For the talk titled “Rapid Learning of Morphological Paradigms,” Dr. Finley and Elizabeth Wiemers, an undergraduate student from Elmhurst College in Elmhurst, Ill., shared their research of how people learn word endings that signify gender and number.

Dr. Finley also presented a poster entitled, “The Effect of Non-Linguistic Patterns on Linguistic Biases,” which showed that language could be affected by what people see. In her research, she discovered that watching a visual pattern could change a person’s judgment of new words, as people can make comparisons between language and vision.

In addition to meeting with colleagues and other professionals in her field at the conference, Dr. Finley learned about new techniques for adapting traditional research to online learning. “I spoke with another professor who was working to get experiments online so that online students could participate,” explained Dr. Finley. “It got me thinking of the many ways I can extend my research program at Waldorf.”

To be accepted for presentation at the conference, members of the Cognitive Science Society submit research papers for review by other members. According to Dr. Finley, roughly a quarter of the submitted papers were accepted as talks, with less than half selected for poster presentations. More than 1000 professionals attended the conference.

Cognitive science – the study of the mind and its processes – blends ideas from psychology, linguistics, philosophy, computer science, and education to understand how human knowledge is acquired, processed, and applied.

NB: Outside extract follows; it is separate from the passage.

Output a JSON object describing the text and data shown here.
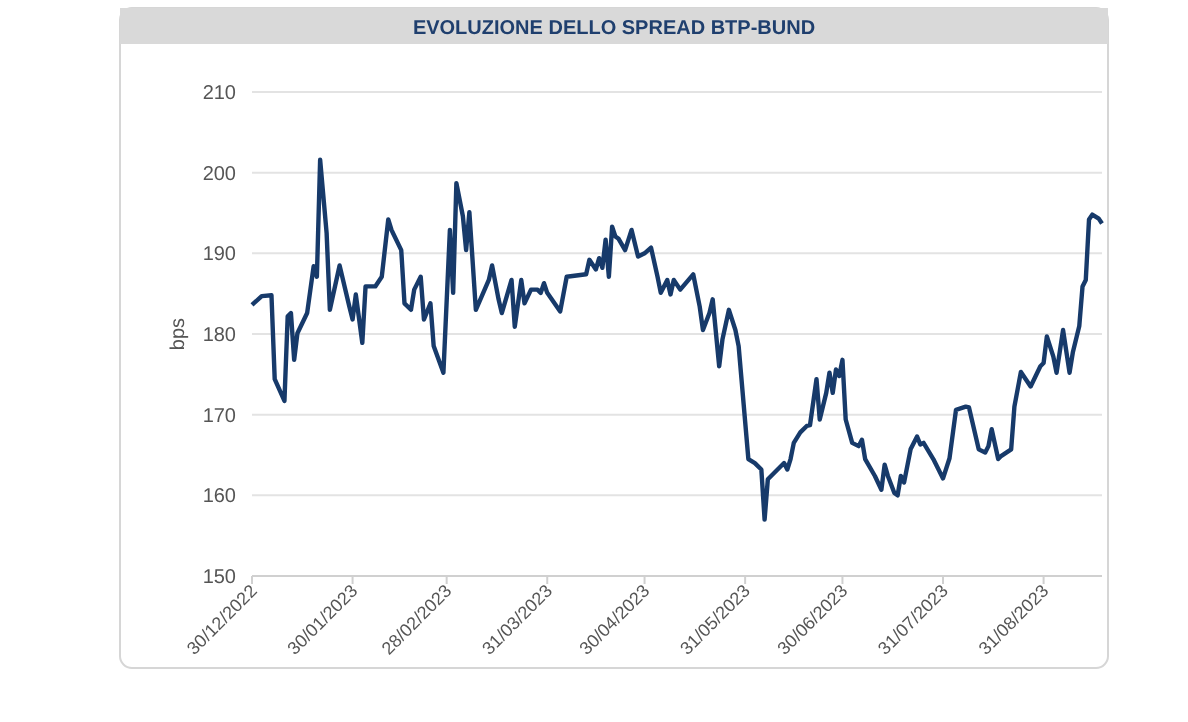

Dr. Finley became interested in the field as an undergraduate at the University of California in Santa Cruz. “What my linguistic professors were telling me about how languages are learned was different from what my psychology professors were telling me,” she said, “so I became interested in how the two fields intersected.”

The 2013-14 academic year marks Dr. Finley’s second year at Waldorf College, where she teaches cognitive psychology courses and advanced research methods.